Aims/hypothesis. Previous studies have shown that neuropeptide Y (NPY) gene expression and release are increased in hyperphagic ob/ob mice and diabetic rats. Therefore, we hypothesized that orexigenic agent, NPY, has the effect on the obesity and diabetes. To elucidate the relationship, we have studied the regulatory role of NPY on islet cells. Methods. Isolated islets were incubated with NPY or NPY Y1 receptor specific antagonist, BIBP3226. Proliferation, apoptosis, and Y1 receptor expression were identified by immunohistochemistry. We studied that ERK1/2 mediates the NPY pathway with PD98059 (MAP kinase inhibitor), wortmannin (phosphatidylinositol 3-kinase inhibitor), and BIM-1 (protein kinase C inhibitor).
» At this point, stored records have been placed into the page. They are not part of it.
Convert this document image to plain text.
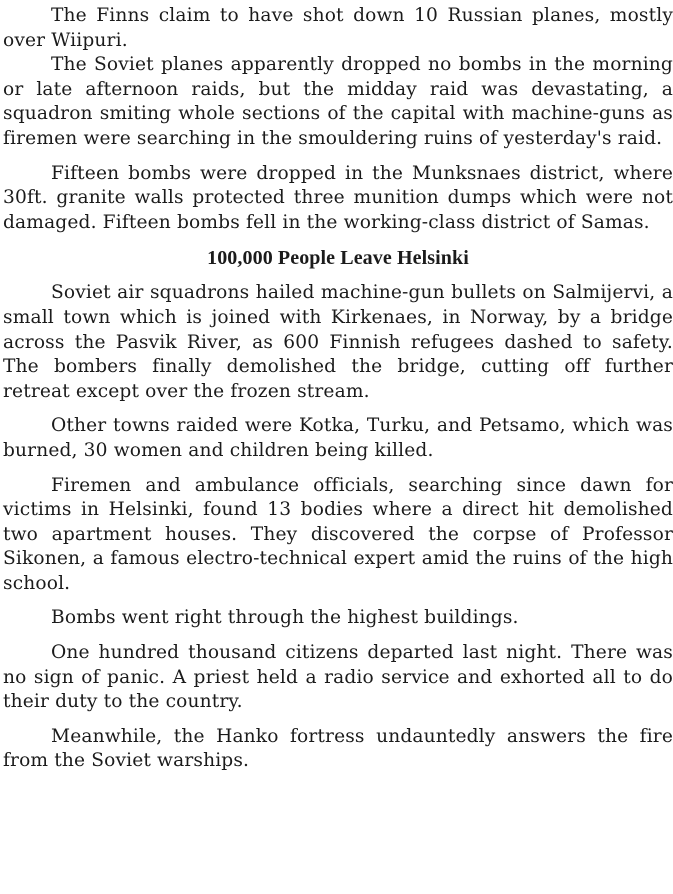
The Finns claim to have shot down 10 Russian planes, mostly over Wiipuri.

The Soviet planes apparently dropped no bombs in the morning or late afternoon raids, but the midday raid was devastating, a squadron smiting whole sections of the capital with machine-guns as firemen were searching in the smouldering ruins of yesterday's raid.

Fifteen bombs were dropped in the Munksnaes district, where 30ft. granite walls protected three munition dumps which were not damaged. Fifteen bombs fell in the working-class district of Samas.

100,000 People Leave Helsinki

Soviet air squadrons hailed machine-gun bullets on Salmijervi, a small town which is joined with Kirkenaes, in Norway, by a bridge across the Pasvik River, as 600 Finnish refugees dashed to safety. The bombers finally demolished the bridge, cutting off further retreat except over the frozen stream.

Other towns raided were Kotka, Turku, and Petsamo, which was burned, 30 women and children being killed.

Firemen and ambulance officials, searching since dawn for victims in Helsinki, found 13 bodies where a direct hit demolished two apartment houses. They discovered the corpse of Professor Sikonen, a famous electro-technical expert amid the ruins of the high school.

Bombs went right through the highest buildings.

One hundred thousand citizens departed last night. There was no sign of panic. A priest held a radio service and exhorted all to do their duty to the country.

Meanwhile, the Hanko fortress undauntedly answers the fire from the Soviet warships.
After NPY-treated islets were exposed to high glucose, insulin levels were detected. Results. β-Cell replication was enhanced in a dose-dependent manner, but without any changes on the other cells in islet. NPY Y1 receptors were expressed on islet and NPY induced phosphorylation of ERK1/2 rapidly and transiently. PD98059 (MAPK kinase inhibitor) and BIM-1 (protein kinase C inhibitor) inhibited activation of ERK1/2 by NPY, but wortmannin (phosphatidylinositol 3-kinase inhibitor) did not. Exposure of NPY-treated islets to high glucose showed the decreasing trend of insulin secretion. Conclusion/interpretation. Our data suggest that NPY promotes β-cell replication via extracellular signal-regulated kinase activation and inhibits glucose-stimulated insulin secretion.